If you drive an electric car, your battery power sits unused most of the day, while the city’s energy grid is at peak use. What if you could lend power to the grid during those peak hours and have your vehicle charged up again by the time you leave the office?

This is the vision of the UBC MéridaLabs: Clean, Connected and Safe Transportation Testbed (Smart Hydrogen Energy District).

In partnership with industry and government, UBC has built a living laboratory that emulates links between energy, transportation, Information and Communications Technology (ICT) and urban design.

UBC Facilities’ managed the project construction, bringing this complex innovative project into reality. The testbed consists of an advanced solar array atop Thunderbird Parkade, connected to the parkade’s energy system and a substation nearby. The parkade was retrofitted with bi-directional electric vehicle charging stations, enabling electricity to flow into vehicles and from vehicles back into the grid.

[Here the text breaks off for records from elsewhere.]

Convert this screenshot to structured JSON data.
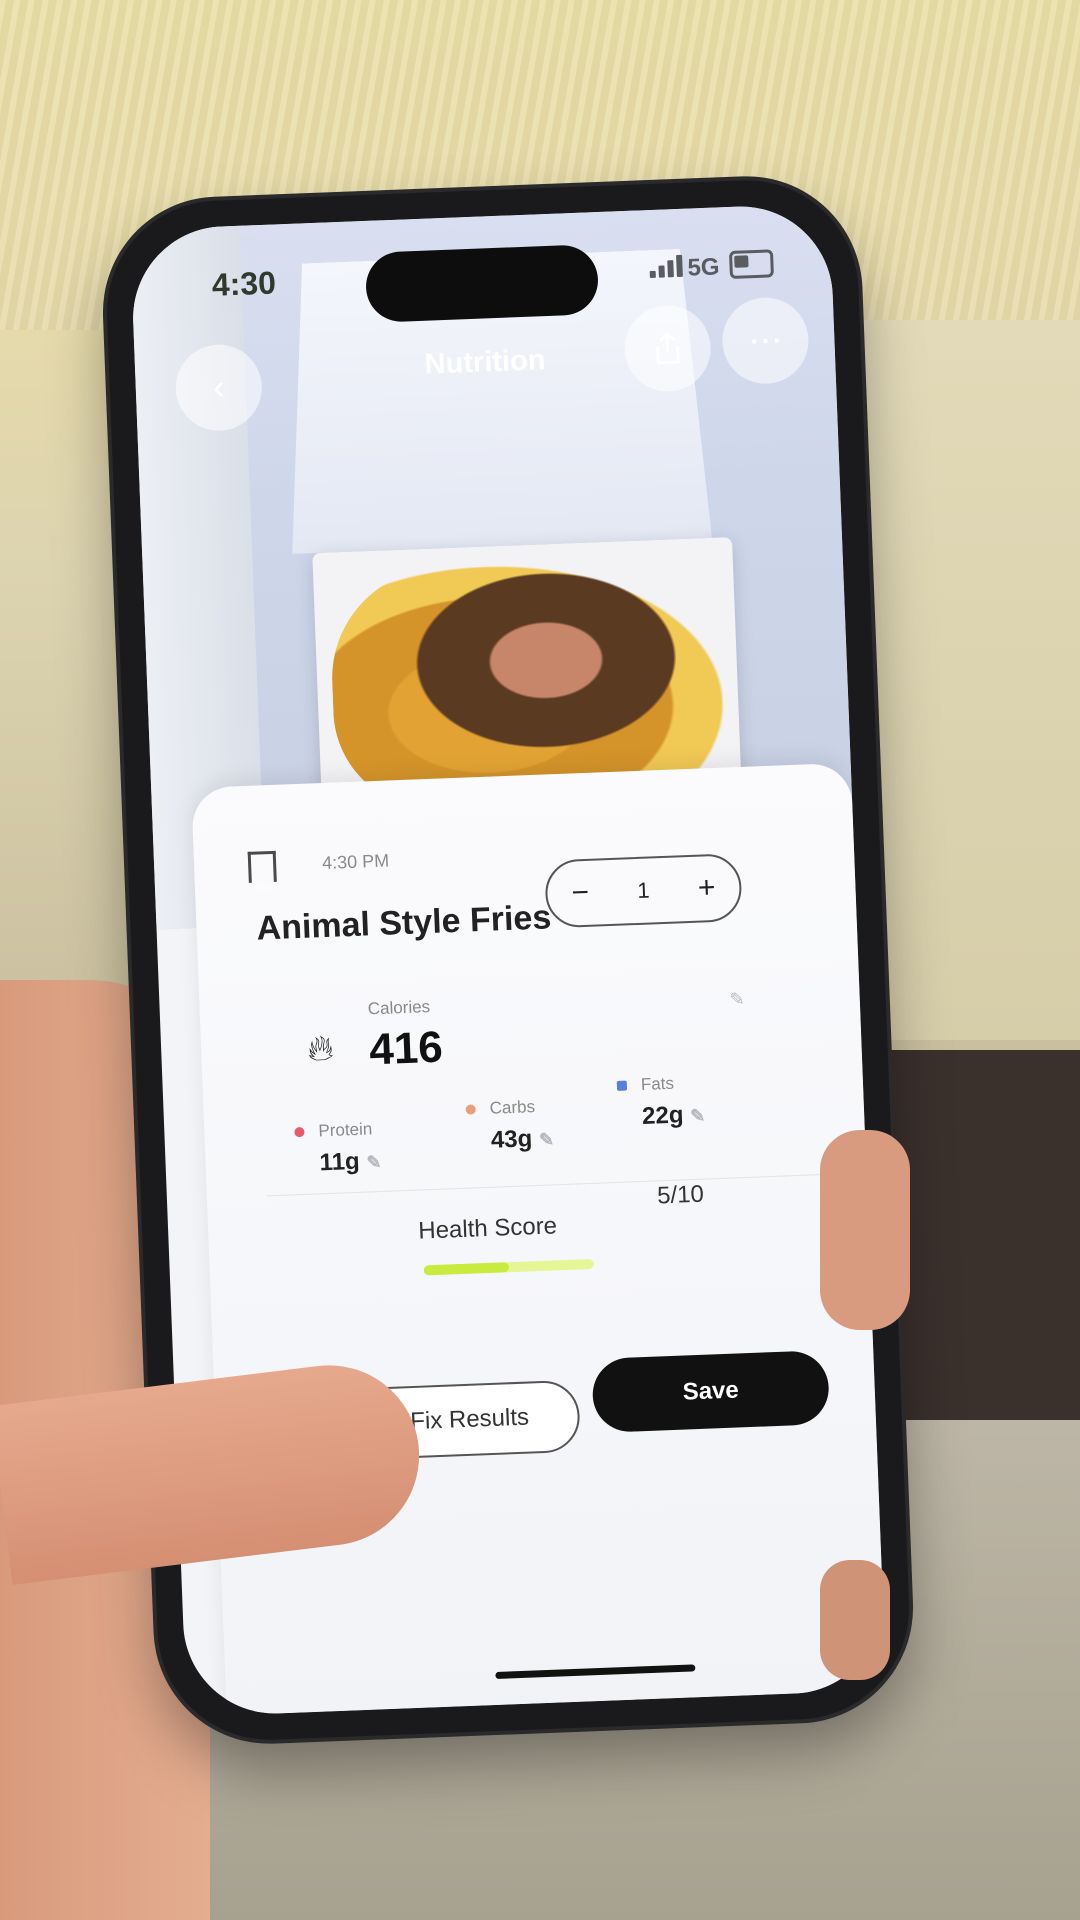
{
  "status_bar": {
    "time": "4:30",
    "network": "5G"
  },
  "header": {
    "title": "Nutrition"
  },
  "entry": {
    "timestamp": "4:30 PM",
    "food_name": "Animal Style Fries",
    "servings": "1",
    "minus": "−",
    "plus": "+"
  },
  "calories": {
    "label": "Calories",
    "value": "416"
  },
  "macros": [
    {
      "label": "Protein",
      "value": "11g",
      "color": "#e85a6a"
    },
    {
      "label": "Carbs",
      "value": "43g",
      "color": "#e8a07a"
    },
    {
      "label": "Fats",
      "value": "22g",
      "color": "#5b7de0"
    }
  ],
  "health_score": {
    "label": "Health Score",
    "value": "5/10",
    "fraction": 0.5
  },
  "actions": {
    "fix_label": "Fix Results",
    "save_label": "Save"
  },
  "icons": [
    "back-icon",
    "share-icon",
    "more-icon",
    "bookmark-icon",
    "flame-icon",
    "pencil-icon",
    "sparkle-icon"
  ]
}
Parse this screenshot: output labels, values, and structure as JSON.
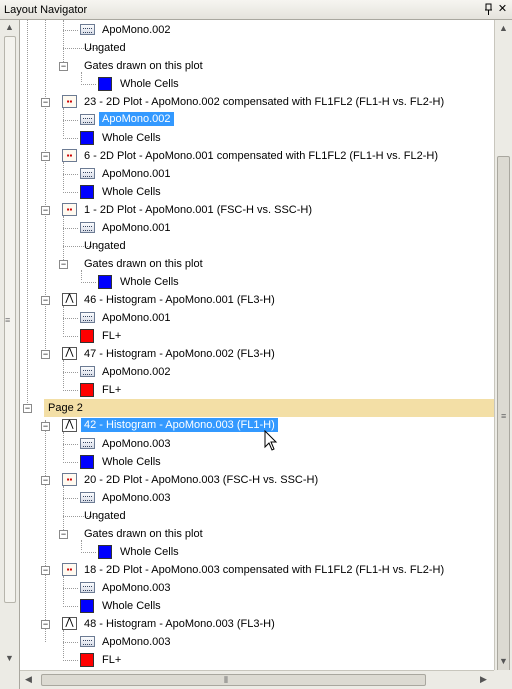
{
  "window": {
    "title": "Layout Navigator",
    "pin_glyph": " ",
    "close_glyph": "✕"
  },
  "tree": {
    "plot_23_label": "23 - 2D Plot - ApoMono.002 compensated with FL1FL2 (FL1-H vs. FL2-H)",
    "plot_6_label": "6 - 2D Plot - ApoMono.001 compensated with FL1FL2 (FL1-H vs. FL2-H)",
    "plot_1_label": "1 - 2D Plot - ApoMono.001 (FSC-H vs. SSC-H)",
    "hist_46_label": "46 - Histogram - ApoMono.001 (FL3-H)",
    "hist_47_label": "47 - Histogram - ApoMono.002 (FL3-H)",
    "page2_label": "Page 2",
    "hist_42_label": "42 - Histogram - ApoMono.003 (FL1-H)",
    "plot_20_label": "20 - 2D Plot - ApoMono.003 (FSC-H vs. SSC-H)",
    "plot_18_label": "18 - 2D Plot - ApoMono.003 compensated with FL1FL2 (FL1-H vs. FL2-H)",
    "hist_48_label": "48 - Histogram - ApoMono.003 (FL3-H)",
    "apomono_001": "ApoMono.001",
    "apomono_002": "ApoMono.002",
    "apomono_003": "ApoMono.003",
    "ungated": "Ungated",
    "gates_drawn": "Gates drawn on this plot",
    "whole_cells": "Whole Cells",
    "fl_plus": "FL+"
  },
  "colors": {
    "whole_cells_swatch": "#0000ff",
    "fl_plus_swatch": "#ff0000",
    "selection": "#3399ff",
    "page_header": "#f3dfa6"
  },
  "icons": {
    "data_file": "data-file-icon",
    "plot_2d": "2d-plot-icon",
    "histogram": "histogram-icon",
    "expander": "collapse-icon"
  }
}
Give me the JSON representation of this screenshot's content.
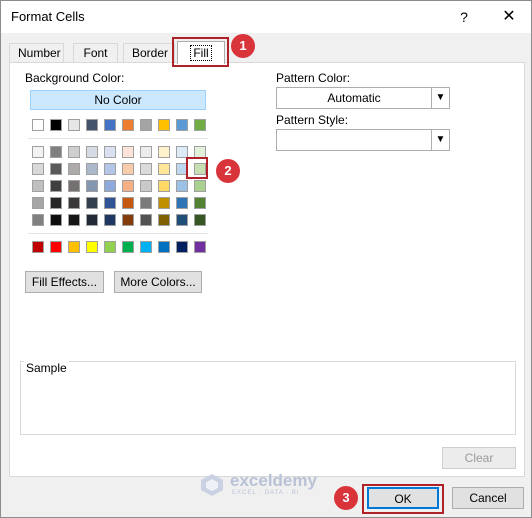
{
  "window": {
    "title": "Format Cells",
    "help_glyph": "?",
    "close_glyph": "✕"
  },
  "tabs": [
    {
      "label": "Number"
    },
    {
      "label": "Font"
    },
    {
      "label": "Border"
    },
    {
      "label": "Fill",
      "selected": true
    }
  ],
  "background": {
    "label": "Background Color:",
    "no_color": "No Color",
    "selected_swatch": "Green, Accent 6, Lighter 60%",
    "palette": {
      "theme_row": [
        "#ffffff",
        "#000000",
        "#e7e6e6",
        "#44546a",
        "#4472c4",
        "#ed7d31",
        "#a5a5a5",
        "#ffc000",
        "#5b9bd5",
        "#70ad47"
      ],
      "tint_rows": [
        [
          "#f2f2f2",
          "#7f7f7f",
          "#d0cece",
          "#d6dce4",
          "#d9e1f2",
          "#fce4d6",
          "#ededed",
          "#fff2cc",
          "#ddebf7",
          "#e2efda"
        ],
        [
          "#d9d9d9",
          "#595959",
          "#aeaaaa",
          "#acb9ca",
          "#b4c6e7",
          "#f8cbad",
          "#dbdbdb",
          "#ffe699",
          "#bdd7ee",
          "#c6e0b4"
        ],
        [
          "#bfbfbf",
          "#404040",
          "#757171",
          "#8497b0",
          "#8ea9db",
          "#f4b084",
          "#c9c9c9",
          "#ffd966",
          "#9bc2e6",
          "#a9d08e"
        ],
        [
          "#a6a6a6",
          "#262626",
          "#3a3838",
          "#333f4f",
          "#305496",
          "#c65911",
          "#7b7b7b",
          "#bf8f00",
          "#2f75b5",
          "#548235"
        ],
        [
          "#808080",
          "#0d0d0d",
          "#161616",
          "#222b35",
          "#203764",
          "#833c0c",
          "#525252",
          "#806000",
          "#1f4e78",
          "#375623"
        ]
      ],
      "standard_row": [
        "#c00000",
        "#ff0000",
        "#ffc000",
        "#ffff00",
        "#92d050",
        "#00b050",
        "#00b0f0",
        "#0070c0",
        "#002060",
        "#7030a0"
      ]
    }
  },
  "buttons": {
    "fill_effects": "Fill Effects...",
    "more_colors": "More Colors...",
    "clear": "Clear",
    "ok": "OK",
    "cancel": "Cancel"
  },
  "pattern": {
    "color_label": "Pattern Color:",
    "color_value": "Automatic",
    "style_label": "Pattern Style:",
    "style_value": ""
  },
  "sample": {
    "label": "Sample"
  },
  "markers": [
    "1",
    "2",
    "3"
  ],
  "watermark": {
    "name": "exceldemy",
    "tagline": "EXCEL · DATA · BI"
  }
}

Reversible EV charging highlights how buildings and cars could evolve from passive assets that sit unused for most of the day, to active participants in smart energy storage transactions.

Additional electricity is directed to an electrolyzer to split water into hydrogen and oxygen, supplying the refueling station for hydrogen fuel cell vehicles.

 

“Hydrogen and clean electricity provide a clear path to sustainable, low-carbon economies for Canada and the world.” says project lead Dr. Walter Mérida, a professor of mechanical engineering who leads Méridalabs. “When combined with digital technologies, they can enable economic growth as transportation, telecommunications and civil infrastructures become smart and interconnected.”

The project is paving the way to a sustainable future.